EV batteries, power electronics and other propulsion components produce heat. The Ultium Platform can recover and store this waste heat from the Ultium propulsion system. Further, it can also capture and use humidity from both inside and outside the vehicle, including body heat from passengers. The Ultium Platform can then deploy energy stored through the recovery process to heat the cabin more quickly in cold weather than comparable systems found in vehicles with an internal combustion engine.

Ultium’s energy recovery capabilities reduce the need to power heating and other functions from energy stored in the battery, which provides GM’s EVs with as much as 10% more range1, potentially allowing more power and range than vehicles with similarly sized batteries without energy recovery capabilities. With its active heating capabilities, Ultium vehicles can also potentially charge more efficiently by warming up the batteries before charging2.

Ultium’s energy recovery even enables GMC HUMMER EV’s available Watts to Freedom feature. Energy recovery precools the propulsion system to help the all-electric supertruck accelerate from 0-60 mph in approximately 3 seconds3.

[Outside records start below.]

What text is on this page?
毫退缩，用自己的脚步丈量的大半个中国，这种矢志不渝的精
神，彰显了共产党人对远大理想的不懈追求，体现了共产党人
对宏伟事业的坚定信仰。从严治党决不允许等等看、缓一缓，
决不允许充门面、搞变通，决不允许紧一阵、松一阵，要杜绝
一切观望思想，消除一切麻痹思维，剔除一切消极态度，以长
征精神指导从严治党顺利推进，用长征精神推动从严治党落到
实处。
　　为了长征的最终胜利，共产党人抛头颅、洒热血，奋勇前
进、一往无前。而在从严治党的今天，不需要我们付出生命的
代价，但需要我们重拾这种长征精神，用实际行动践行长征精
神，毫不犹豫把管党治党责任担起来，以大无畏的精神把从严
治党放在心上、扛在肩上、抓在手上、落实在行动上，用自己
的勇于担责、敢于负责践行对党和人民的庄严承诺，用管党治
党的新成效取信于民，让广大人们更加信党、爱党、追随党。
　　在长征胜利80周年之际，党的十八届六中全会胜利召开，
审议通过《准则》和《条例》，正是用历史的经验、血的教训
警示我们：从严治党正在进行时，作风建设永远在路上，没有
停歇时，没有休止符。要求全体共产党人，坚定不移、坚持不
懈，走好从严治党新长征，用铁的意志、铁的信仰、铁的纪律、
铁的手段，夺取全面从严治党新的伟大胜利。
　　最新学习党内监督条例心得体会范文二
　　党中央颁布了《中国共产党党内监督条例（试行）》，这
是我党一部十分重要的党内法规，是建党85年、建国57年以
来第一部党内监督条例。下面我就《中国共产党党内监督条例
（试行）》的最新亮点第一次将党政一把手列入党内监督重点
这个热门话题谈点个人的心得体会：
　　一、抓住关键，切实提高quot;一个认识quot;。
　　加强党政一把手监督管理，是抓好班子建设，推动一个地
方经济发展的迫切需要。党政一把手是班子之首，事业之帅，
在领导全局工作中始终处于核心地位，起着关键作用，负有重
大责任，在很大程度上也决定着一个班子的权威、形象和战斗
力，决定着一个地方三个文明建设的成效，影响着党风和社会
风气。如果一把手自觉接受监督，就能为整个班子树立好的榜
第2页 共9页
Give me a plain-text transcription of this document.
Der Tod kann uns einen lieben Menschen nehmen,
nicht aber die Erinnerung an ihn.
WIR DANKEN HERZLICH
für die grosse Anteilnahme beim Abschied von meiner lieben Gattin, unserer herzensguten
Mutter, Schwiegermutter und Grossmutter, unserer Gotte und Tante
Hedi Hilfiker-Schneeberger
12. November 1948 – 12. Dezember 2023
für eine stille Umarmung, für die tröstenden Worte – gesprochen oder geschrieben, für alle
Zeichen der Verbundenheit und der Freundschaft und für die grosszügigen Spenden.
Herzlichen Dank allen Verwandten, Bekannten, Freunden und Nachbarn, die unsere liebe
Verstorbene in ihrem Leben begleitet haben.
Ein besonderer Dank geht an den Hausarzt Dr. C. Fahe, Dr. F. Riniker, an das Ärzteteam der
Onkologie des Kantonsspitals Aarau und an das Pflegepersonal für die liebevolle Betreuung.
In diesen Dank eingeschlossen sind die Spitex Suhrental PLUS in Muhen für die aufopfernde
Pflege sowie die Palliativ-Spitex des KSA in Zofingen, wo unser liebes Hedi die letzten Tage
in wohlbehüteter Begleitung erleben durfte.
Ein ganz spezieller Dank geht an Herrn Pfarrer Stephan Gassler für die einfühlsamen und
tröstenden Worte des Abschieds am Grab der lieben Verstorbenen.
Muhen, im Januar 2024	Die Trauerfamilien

“Having a ground-up EV architecture gives us the freedom to build in standard features like Ultium’s energy recovery capabilities,” said Doug Parks, GM executive vice president, Global Product Development, Purchasing and Supply Chain. “This helps us squeeze more efficiency, performance and overall customer benefit out of our EVs.”

Covered by 11 patents and four publications, the development of Ultium energy recovery traces its inception back to GM’s first EV, the EV1, in the late 1990s, when GM engineers first developed an EV heat pump. Ultium energy recovery is available on all current Ultium vehicles and planned for future Ultium vehicles.